Water shortages in one of Chile’s prime agricultural districts – Region III’s Copiapo valley, home to Chile’s early table grape deal – have local fruit growers and government officials concerned. Tierra Amarilla and Alto del Carmen communities in Huasco have not experienced a drop of rain for over a year. More than 700 fruit growers rely on the Lautaro water reservoir, fed by the Copiapo River, which has a maximum capacity of 23 million cubic meters of water and normally holds about 10 million cubic meters of water. But today the reservoir is completely dry – the result of prolonged drought conditions and overuse of limited water resources.

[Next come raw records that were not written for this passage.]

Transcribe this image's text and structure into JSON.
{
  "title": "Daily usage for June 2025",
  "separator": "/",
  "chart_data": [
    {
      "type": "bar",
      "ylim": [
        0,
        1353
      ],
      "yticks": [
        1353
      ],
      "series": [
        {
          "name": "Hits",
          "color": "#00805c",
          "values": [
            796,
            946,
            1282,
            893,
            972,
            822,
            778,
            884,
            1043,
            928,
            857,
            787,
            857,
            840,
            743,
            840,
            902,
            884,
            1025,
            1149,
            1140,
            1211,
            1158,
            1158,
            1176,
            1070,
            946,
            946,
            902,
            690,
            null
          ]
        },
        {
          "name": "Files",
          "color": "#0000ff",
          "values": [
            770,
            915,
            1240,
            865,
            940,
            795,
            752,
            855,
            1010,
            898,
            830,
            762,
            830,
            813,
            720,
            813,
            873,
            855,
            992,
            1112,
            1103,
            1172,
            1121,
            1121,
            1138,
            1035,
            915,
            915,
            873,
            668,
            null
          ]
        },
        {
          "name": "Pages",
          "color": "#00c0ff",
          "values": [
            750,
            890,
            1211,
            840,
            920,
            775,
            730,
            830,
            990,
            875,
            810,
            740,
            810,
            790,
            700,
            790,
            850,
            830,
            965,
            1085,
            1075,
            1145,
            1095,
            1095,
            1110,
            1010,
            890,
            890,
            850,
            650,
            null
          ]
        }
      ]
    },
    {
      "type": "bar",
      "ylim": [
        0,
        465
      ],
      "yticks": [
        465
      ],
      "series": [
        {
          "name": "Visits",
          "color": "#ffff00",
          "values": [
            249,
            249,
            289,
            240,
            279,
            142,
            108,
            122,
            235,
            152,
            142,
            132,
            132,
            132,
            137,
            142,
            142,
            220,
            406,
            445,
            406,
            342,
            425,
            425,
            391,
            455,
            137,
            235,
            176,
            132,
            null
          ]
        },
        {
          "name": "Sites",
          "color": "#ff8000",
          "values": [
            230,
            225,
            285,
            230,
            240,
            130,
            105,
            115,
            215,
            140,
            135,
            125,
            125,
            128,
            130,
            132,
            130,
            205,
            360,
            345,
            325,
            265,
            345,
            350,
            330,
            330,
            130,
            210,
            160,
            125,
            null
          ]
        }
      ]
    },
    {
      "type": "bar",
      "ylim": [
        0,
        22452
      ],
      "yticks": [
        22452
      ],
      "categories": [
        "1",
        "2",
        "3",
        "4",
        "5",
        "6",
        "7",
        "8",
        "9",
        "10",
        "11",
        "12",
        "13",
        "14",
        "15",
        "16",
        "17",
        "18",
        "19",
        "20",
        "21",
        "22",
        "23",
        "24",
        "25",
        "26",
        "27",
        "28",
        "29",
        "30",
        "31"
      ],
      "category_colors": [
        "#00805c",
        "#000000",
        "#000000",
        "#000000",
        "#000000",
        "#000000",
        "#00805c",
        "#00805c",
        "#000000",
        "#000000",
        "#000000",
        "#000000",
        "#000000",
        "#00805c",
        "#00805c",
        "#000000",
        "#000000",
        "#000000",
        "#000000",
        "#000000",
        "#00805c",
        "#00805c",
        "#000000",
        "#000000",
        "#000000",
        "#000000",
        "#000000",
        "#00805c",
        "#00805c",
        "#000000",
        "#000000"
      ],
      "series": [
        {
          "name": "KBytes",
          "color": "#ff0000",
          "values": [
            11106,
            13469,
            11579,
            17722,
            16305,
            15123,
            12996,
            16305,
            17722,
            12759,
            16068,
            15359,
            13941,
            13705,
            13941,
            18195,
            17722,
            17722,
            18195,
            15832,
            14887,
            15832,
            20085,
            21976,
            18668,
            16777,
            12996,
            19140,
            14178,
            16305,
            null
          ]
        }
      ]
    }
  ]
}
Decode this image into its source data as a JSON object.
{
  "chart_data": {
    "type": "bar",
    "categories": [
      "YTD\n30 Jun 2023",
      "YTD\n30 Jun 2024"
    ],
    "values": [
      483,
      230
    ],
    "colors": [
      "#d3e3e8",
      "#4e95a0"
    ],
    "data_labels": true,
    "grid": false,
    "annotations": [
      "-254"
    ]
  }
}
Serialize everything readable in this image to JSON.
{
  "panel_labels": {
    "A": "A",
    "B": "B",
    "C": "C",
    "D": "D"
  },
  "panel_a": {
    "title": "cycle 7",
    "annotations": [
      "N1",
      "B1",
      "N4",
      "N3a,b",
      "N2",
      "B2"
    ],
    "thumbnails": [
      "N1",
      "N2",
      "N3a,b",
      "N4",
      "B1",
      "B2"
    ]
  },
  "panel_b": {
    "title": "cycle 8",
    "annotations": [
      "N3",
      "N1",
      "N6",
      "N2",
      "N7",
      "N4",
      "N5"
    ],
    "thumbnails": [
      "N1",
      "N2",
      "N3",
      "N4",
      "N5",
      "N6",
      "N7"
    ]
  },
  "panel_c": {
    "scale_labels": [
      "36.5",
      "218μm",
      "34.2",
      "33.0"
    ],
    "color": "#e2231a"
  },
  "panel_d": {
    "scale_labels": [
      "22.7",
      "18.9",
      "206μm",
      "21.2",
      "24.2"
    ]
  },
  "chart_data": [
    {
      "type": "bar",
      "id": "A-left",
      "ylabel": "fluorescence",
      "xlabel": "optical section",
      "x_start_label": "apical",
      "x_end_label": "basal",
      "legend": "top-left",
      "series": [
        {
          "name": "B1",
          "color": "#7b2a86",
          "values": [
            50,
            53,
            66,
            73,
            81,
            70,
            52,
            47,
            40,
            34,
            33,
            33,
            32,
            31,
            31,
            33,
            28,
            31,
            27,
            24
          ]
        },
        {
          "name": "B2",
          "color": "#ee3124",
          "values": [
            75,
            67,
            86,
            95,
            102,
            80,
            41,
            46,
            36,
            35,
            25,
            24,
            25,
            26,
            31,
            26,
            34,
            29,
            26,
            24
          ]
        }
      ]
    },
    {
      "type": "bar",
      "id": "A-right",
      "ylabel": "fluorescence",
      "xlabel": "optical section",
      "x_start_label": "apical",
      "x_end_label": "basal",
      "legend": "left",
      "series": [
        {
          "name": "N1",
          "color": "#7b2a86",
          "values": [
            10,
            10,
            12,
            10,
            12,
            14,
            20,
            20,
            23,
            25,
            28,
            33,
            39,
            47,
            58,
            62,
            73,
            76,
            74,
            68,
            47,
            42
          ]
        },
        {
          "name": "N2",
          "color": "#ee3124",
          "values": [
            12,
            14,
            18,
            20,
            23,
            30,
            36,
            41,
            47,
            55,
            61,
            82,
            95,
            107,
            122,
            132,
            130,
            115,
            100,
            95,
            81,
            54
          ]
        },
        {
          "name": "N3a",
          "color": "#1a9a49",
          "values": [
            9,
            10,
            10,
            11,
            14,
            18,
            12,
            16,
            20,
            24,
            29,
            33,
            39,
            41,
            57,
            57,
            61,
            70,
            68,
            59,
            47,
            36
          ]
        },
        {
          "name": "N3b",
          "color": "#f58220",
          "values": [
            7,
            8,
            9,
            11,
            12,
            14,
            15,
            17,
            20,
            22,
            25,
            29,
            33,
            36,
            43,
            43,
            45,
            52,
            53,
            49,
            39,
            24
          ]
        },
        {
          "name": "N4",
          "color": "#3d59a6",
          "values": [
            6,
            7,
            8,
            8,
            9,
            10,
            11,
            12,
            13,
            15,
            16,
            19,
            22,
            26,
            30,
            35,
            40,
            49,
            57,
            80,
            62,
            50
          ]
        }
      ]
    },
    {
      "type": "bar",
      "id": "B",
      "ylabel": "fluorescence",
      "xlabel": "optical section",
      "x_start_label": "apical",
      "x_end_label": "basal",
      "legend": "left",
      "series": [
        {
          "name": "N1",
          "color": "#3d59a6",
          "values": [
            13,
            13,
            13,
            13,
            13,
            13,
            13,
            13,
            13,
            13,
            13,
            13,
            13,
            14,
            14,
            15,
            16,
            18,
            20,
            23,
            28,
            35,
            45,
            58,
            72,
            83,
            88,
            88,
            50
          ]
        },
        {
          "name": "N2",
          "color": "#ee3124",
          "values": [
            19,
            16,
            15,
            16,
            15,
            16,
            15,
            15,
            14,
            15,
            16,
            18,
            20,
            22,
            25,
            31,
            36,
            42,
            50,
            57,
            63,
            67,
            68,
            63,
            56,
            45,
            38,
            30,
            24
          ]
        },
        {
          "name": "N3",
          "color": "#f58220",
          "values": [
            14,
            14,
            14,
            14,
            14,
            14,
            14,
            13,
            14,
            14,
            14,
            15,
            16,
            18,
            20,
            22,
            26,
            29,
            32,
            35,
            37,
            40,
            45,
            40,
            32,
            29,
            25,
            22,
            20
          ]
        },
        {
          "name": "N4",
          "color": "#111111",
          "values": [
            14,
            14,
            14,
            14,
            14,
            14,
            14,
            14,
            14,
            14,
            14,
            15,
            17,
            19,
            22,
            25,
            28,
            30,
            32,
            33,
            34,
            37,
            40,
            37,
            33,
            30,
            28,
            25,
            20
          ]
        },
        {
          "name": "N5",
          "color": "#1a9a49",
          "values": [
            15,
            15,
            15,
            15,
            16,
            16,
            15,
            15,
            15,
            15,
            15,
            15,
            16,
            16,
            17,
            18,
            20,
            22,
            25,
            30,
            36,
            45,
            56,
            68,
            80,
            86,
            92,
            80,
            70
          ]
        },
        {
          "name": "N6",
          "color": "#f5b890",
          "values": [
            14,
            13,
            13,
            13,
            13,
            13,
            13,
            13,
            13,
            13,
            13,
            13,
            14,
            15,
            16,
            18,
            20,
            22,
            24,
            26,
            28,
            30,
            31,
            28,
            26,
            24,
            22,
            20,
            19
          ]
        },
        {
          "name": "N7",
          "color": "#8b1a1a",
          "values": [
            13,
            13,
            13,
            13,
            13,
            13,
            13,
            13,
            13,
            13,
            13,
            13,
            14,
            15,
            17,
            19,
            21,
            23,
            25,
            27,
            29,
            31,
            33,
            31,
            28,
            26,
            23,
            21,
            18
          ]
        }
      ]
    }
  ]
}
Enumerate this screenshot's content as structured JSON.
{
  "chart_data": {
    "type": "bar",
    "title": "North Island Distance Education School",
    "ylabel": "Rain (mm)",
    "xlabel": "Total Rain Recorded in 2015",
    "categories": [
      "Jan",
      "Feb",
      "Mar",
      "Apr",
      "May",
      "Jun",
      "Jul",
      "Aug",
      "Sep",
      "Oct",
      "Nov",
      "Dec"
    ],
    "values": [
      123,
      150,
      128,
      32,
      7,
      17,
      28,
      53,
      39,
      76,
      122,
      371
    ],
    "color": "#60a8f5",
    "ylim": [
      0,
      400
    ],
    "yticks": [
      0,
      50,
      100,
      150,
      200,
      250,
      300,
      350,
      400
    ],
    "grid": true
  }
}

Water levels in the Santa Juana reservoir located in the Huasco Valley are also drastically reduced, dropping from 160 million to 130 million liters of water in the last month. In total an estimated 24 million cubic metres of water has diminished in the region’s reservoirs in the last year.
Table grape growers have mostly harvested their crops and do were able to squeak though this export season despite the water shortage. But they are greatly worried about next season. Water allotments in the Copiapo Valley have already been cut to the nub. “Each of the nine districts that comprise the water shed has been limited to 100 liters of water per second,” said local grower Hugo Cicardina, who sits on a neighborhood commission that oversees the distribution water coming from the Copiapo River. “It used to be that we assigned 250 liters per second to each district.”
Growers say this is the limit. Any further reductions and they lose their harvests. They say there is only one way out of the dilemma: desalinization of nearby seawater. "We are asking permission to desalinize sea water, projects just like environmental authorities have already approved for mining operations at Caserones and Cerro Negro near Antofagasta,” said regional governor Viviana Ireland.